Батрачил Федя на Каракулу пять лет. Отделиться было совестно: благодаря ему на свете остался.. И зачем отделяться-то? Для хозяйственного обзаведения хоть бы курицу с петухом, да козу, да семян на посадку — мешок бы картошки да меру не пшеницы, не ржи, пускай бы ячменя или овса. Купишь?! На какие шиши? Ветер в кармане да вошь на аркане. Неблагодарным не хочется быть, а как подумаешь, что живешь, не зная отрады, и в будущем ничего не ждешь, кроме беспросветности, то и накипает в душе обида: «Доколе в батраках ходить? По летам жених. На вечерки не сбегаешь — не во что обрядиться, рубаха и портки из мешковины, обуться даже опорок нет, цельный год в лаптях».

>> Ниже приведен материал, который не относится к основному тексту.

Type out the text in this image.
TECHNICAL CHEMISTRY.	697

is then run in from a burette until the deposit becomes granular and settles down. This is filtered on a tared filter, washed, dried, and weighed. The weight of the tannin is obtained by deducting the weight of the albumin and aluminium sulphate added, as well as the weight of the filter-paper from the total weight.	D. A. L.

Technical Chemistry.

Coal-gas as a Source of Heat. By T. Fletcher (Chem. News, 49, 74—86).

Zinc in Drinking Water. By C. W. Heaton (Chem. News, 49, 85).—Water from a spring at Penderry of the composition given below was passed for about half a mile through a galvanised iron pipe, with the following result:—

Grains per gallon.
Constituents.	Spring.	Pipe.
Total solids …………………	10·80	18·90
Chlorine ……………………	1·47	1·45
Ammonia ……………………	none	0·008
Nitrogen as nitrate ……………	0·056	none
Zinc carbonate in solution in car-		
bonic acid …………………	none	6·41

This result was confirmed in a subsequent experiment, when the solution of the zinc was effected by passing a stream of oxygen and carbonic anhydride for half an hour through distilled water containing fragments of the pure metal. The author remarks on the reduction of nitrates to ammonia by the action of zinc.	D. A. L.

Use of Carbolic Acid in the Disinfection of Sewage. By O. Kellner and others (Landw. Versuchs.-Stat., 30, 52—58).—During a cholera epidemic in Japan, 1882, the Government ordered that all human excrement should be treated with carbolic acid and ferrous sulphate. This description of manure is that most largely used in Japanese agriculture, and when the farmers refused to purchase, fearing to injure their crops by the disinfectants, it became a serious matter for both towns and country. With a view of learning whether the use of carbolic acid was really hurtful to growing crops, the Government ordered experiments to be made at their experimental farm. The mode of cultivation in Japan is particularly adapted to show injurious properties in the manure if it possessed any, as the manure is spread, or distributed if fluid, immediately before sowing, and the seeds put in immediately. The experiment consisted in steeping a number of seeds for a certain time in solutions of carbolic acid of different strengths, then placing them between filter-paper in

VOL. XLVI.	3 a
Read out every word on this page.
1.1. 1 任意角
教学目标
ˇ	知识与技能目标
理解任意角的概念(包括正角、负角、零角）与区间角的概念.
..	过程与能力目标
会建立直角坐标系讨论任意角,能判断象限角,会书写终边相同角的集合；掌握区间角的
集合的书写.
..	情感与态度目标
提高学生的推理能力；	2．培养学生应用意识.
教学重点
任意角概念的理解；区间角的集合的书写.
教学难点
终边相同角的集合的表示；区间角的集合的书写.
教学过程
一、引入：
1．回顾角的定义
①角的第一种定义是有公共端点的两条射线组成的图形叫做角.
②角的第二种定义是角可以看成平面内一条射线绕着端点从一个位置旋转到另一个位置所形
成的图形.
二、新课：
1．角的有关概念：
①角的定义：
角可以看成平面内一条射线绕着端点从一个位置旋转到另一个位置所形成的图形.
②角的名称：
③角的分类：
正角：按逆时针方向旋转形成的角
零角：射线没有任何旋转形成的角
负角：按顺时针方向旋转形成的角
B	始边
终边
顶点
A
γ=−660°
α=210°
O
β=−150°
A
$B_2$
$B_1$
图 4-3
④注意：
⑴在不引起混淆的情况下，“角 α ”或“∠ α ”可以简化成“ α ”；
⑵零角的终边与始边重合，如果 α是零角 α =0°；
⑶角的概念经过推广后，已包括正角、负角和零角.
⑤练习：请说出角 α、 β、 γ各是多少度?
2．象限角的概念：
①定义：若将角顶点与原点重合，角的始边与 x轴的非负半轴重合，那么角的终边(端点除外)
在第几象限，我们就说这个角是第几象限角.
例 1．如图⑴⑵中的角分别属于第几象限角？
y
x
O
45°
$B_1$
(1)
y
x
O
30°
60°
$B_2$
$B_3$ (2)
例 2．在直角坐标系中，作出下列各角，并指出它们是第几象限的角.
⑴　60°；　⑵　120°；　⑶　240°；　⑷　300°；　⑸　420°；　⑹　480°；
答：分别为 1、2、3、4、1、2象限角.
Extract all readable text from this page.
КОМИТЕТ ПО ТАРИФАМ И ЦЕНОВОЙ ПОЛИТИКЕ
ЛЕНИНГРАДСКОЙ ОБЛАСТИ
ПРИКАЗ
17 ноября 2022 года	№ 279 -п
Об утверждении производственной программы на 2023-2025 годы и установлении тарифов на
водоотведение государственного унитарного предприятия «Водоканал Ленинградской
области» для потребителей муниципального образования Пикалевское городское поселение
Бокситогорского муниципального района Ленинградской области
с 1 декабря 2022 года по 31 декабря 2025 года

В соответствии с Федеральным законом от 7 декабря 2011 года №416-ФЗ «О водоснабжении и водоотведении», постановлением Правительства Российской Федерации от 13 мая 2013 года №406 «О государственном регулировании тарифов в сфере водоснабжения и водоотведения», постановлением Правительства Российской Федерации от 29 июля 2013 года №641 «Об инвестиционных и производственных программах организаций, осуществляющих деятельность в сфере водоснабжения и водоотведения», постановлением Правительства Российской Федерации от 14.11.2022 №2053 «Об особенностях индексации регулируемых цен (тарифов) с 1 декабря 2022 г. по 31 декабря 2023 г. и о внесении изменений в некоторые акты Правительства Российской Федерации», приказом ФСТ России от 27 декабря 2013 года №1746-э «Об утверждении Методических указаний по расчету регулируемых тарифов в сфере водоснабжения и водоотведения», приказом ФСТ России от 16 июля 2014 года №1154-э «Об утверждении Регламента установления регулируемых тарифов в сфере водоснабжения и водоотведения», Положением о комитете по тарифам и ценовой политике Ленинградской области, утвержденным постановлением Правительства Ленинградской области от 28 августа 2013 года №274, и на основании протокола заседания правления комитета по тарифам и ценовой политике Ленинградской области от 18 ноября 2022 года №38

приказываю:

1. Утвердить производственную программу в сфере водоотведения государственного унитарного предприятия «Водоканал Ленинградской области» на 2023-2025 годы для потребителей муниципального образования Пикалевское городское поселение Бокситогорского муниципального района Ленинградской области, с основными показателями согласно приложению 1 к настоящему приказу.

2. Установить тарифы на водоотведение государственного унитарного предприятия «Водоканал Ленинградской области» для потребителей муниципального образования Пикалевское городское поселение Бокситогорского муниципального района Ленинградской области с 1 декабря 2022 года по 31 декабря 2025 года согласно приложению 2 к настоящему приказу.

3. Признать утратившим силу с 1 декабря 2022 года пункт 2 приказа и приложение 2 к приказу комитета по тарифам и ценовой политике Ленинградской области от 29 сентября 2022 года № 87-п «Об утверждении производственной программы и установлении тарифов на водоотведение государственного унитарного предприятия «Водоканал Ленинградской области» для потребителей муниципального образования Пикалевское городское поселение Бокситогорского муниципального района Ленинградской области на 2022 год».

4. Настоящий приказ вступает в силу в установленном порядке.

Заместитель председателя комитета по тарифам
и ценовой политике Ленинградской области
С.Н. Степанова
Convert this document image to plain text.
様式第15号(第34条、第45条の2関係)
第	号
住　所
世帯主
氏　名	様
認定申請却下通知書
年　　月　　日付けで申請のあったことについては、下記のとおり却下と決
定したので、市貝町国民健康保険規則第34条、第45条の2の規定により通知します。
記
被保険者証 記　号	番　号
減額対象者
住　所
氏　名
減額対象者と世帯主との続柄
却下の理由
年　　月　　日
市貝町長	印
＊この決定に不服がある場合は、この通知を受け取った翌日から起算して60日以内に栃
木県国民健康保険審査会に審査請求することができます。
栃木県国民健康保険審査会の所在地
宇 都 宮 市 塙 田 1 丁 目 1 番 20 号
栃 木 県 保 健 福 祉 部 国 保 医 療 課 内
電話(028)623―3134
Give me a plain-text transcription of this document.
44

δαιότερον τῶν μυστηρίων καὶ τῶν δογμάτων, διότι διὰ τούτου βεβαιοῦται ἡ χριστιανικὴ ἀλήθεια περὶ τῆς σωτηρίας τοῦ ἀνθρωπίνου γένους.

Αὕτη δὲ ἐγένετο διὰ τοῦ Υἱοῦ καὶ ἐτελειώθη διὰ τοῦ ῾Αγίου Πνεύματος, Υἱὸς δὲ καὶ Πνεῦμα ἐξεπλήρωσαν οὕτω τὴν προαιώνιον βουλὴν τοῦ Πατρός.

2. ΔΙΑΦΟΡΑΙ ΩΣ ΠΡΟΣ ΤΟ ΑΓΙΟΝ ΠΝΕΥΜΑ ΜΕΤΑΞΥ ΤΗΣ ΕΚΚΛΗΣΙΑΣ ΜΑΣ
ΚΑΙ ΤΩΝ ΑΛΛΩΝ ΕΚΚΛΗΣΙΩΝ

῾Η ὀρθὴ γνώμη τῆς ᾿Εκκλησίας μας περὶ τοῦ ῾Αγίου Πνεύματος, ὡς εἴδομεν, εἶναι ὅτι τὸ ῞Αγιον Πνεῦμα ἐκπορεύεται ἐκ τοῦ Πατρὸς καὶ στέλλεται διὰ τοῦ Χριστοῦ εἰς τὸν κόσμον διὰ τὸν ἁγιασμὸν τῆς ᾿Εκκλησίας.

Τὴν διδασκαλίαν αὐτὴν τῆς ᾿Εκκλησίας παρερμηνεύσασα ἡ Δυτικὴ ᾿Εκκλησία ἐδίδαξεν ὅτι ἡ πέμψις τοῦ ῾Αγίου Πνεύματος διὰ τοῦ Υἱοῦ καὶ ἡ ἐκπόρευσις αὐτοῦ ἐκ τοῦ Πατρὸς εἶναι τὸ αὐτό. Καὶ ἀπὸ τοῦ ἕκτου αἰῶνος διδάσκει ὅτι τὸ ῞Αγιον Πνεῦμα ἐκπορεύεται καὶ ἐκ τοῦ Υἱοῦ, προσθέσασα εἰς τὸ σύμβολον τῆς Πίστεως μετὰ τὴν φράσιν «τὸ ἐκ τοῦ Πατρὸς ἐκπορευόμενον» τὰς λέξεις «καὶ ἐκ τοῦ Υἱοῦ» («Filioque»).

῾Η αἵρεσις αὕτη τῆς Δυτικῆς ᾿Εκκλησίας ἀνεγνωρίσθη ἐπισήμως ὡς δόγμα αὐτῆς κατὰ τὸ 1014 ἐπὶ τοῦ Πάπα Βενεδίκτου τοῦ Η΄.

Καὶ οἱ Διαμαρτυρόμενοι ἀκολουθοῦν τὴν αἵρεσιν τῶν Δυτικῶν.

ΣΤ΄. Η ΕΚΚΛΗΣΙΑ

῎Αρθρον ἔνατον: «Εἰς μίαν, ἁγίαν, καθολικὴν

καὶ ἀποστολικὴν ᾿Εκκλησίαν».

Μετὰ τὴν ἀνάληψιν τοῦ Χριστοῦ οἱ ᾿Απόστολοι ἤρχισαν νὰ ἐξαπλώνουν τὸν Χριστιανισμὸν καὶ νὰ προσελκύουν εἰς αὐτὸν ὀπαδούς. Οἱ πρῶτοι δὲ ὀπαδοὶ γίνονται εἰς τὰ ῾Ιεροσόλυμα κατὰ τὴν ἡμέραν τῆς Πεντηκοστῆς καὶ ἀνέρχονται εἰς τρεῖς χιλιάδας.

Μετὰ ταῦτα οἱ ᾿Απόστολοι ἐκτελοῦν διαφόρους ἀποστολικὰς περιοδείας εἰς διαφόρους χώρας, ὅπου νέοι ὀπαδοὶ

Была у Фединого отца сестра Палаха. Красотой не вышла. Никто из местных не сватался к ней. Отдали замуж в город, за вдового пимоката. Вместе с мужем Палаха валенки катала, чесанки, белый фетр на бурки. Сызмала ее муж пимокатничал. От кислотных паров чахотка завелась, потому ни на чьей стороне не воевал. Работал до упаду, а богатства не накопил, зато и не исчах от слабогрудия: изводил денежки, менял валеные сапоги на барсучий жир, на сливочное масло, на курдючное сало.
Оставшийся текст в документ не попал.